Revision 5aae4d2eccc435a1c6031d0233a10c38b3297f4c (click the page title to view the current version)

Multiscale Detection

Changes from 5aae4d2eccc435a1c6031d0233a10c38b3297f4c to b711f31936b0656e9fe3a22b1bd4b1aec98ea408

---
title: Multiscale Detection
categories: lecture
---

**Reading** Ma 2004 Chapter 11.2

# Principle

1. Consider motion tracking by differentiation.
2. Differentiation is based on infinitesimaly small changes.
   In practice it may work for motion up to 2-3 pixels/frame.
3. Advantage: can track subpixel movement.
4. Problems for
    - fast movement
    - high resolution
    - widely different camera angles
5. For widely different camera angles we need to look elsewhere,
   but for fast movement and high resolution, we can use
   *multiscale tracking*
6. **Example** Suppose the movement is 8 pixels/frame, clearly too much.
    - Downsample the image by a factor of ¼.
    - I.e. reduce the resolution by a quarter.
    - What is the movement rate now?
7. **General Idea**
    - too much data is a common problem;
      you can see it in machine learning as well
    - high resolution emphasises fine-grained detail
    - lower resolution makes coarser structures more evident

# Multiscale Pyramid

1. Two input frames $I_1$ and $I_2$.
2. Write $I_i^1=I_i$.
3. Form $I^k_i$ by downsampling $I^{k-1}_i$ by a factor of ½.
4. Two to four scales is normally sufficient
5. **Example** Starting with frames at $800\times640$,
   we form pyramids with versions with resolutions
   $800\times640$, $200\times160$, $400\times320$, and $100\times80$.
6. Smoothing is used at each downsampling step

# Procedure

## Coarsest level

1. Start with the coarsest level, that is the largest value of $k$.
2. Compare $I_1^k$ and $I_2^k$ to calculate the motion $d^k$ as usual.
3. Maintain the running total estimated motion $d\leftarrow d^k$.

## Subsequent levels

1. Consider level $k$.  We have estimated the motion in level $k+1$
   as $d$.  This corresponds to a motion of $2d$ in level $k$.
2. Comparing $I_1^k$ and $I_2^k$  may not work, because the movement
   is too large.  Therefore we adjust one iage to compensate for
   known motion.
3. Compute $\tilde I_2^k$ by shifting $I_2^k$ $2d$ pixels, i.e.
   $\tilde I_2^k=I_2^k(x+2d)$.
4. Using $I_1^k$ and $\tilde I_2^k$ we estimate the motion $d^k$
   as before.
5. The total estimated motion is updated $d\leftarrow 2d+d^k$.
   That is, we add the motion estimated to the motion removed.

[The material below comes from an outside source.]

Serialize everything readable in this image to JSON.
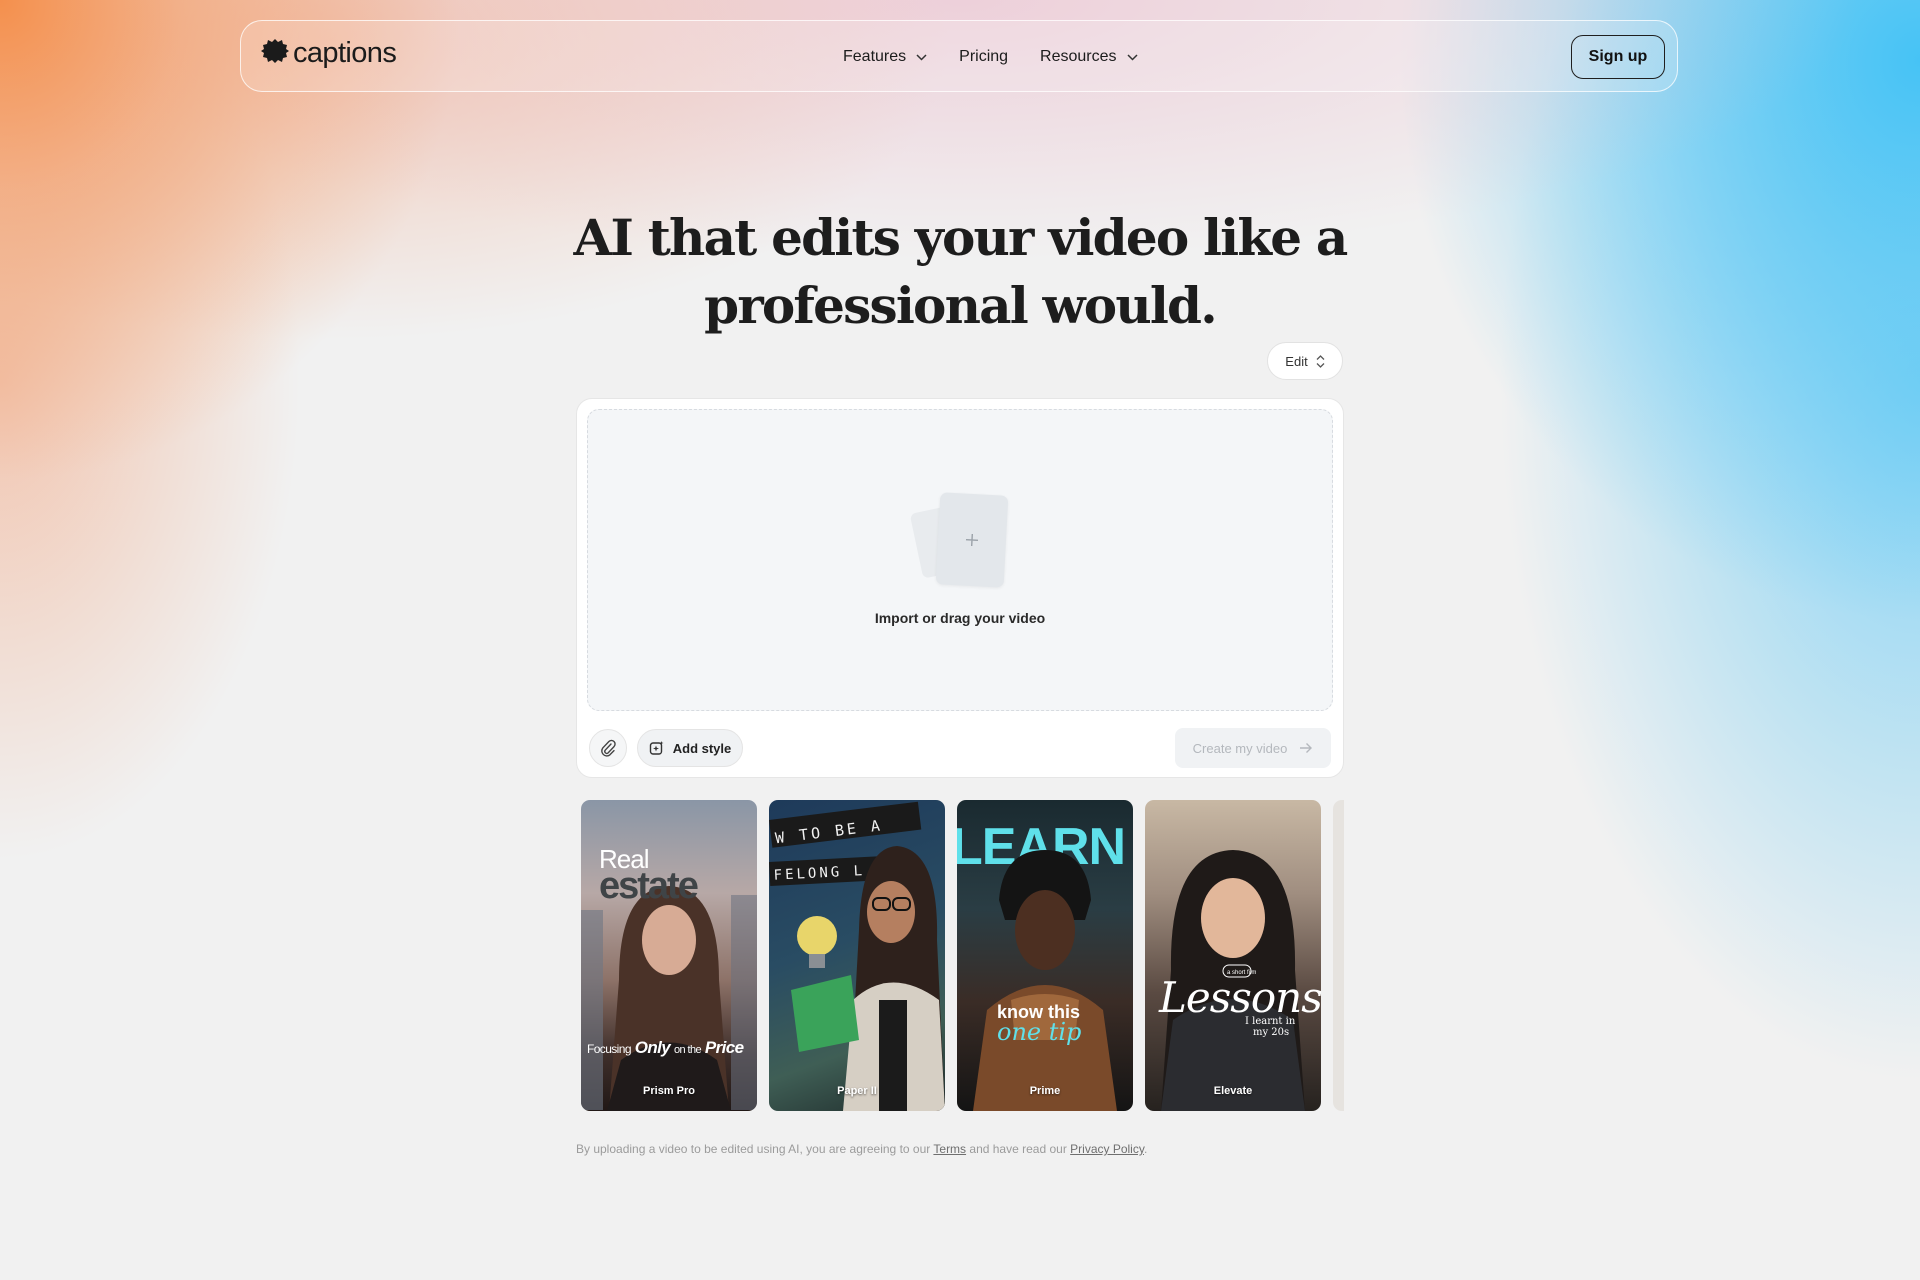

Beware the sign of the movement.  Ma (Eq 11.2) computes
movement from image 2 to image 1, therefore we have a plus
$x+2d$ when we calculate $\tilde I$.  It is important to 
check that we have the movement in the right direction.

## End of stage 1

1. When we have completed level $k=1$ we have the total estimated
   motion as $d=d^1+2d^2+\cdots+2^{k-1}d^k$.

## Stage 2. Fine tuning

1. Fine tuning is done at the finest scale ($I^1_1,I^1_2$).
2. Make the image $\tilde I_2=I_2(x+d)$.
3. If $d$ is correctly estimated, these two images should be equal.
4. They probably are not.
5. Estimate the estimation error $\Delta d$ as movement for the
   pair $I_1,\hat I_2$.
6. Adjust the estimate $d\gets d+\Delta d$.
7. Repeat from Step 5 until the correction term is small enough
   (or you it diverges and you conclude that this does not work).

# Closing remark

There are several lessons to take home here.

1.  Obviously, you may want to do multiscale motion tracking.
2.  Resolution matters.  You may have to decrease resolution
    to make a machine vision system work.
3.  Multiscale is a common idea which can be found in other
    areas of signal processing.
4.  The iterative fine tuning that we do is a common principle
    in numerical analysis (computational science) and is worth
    being aware of.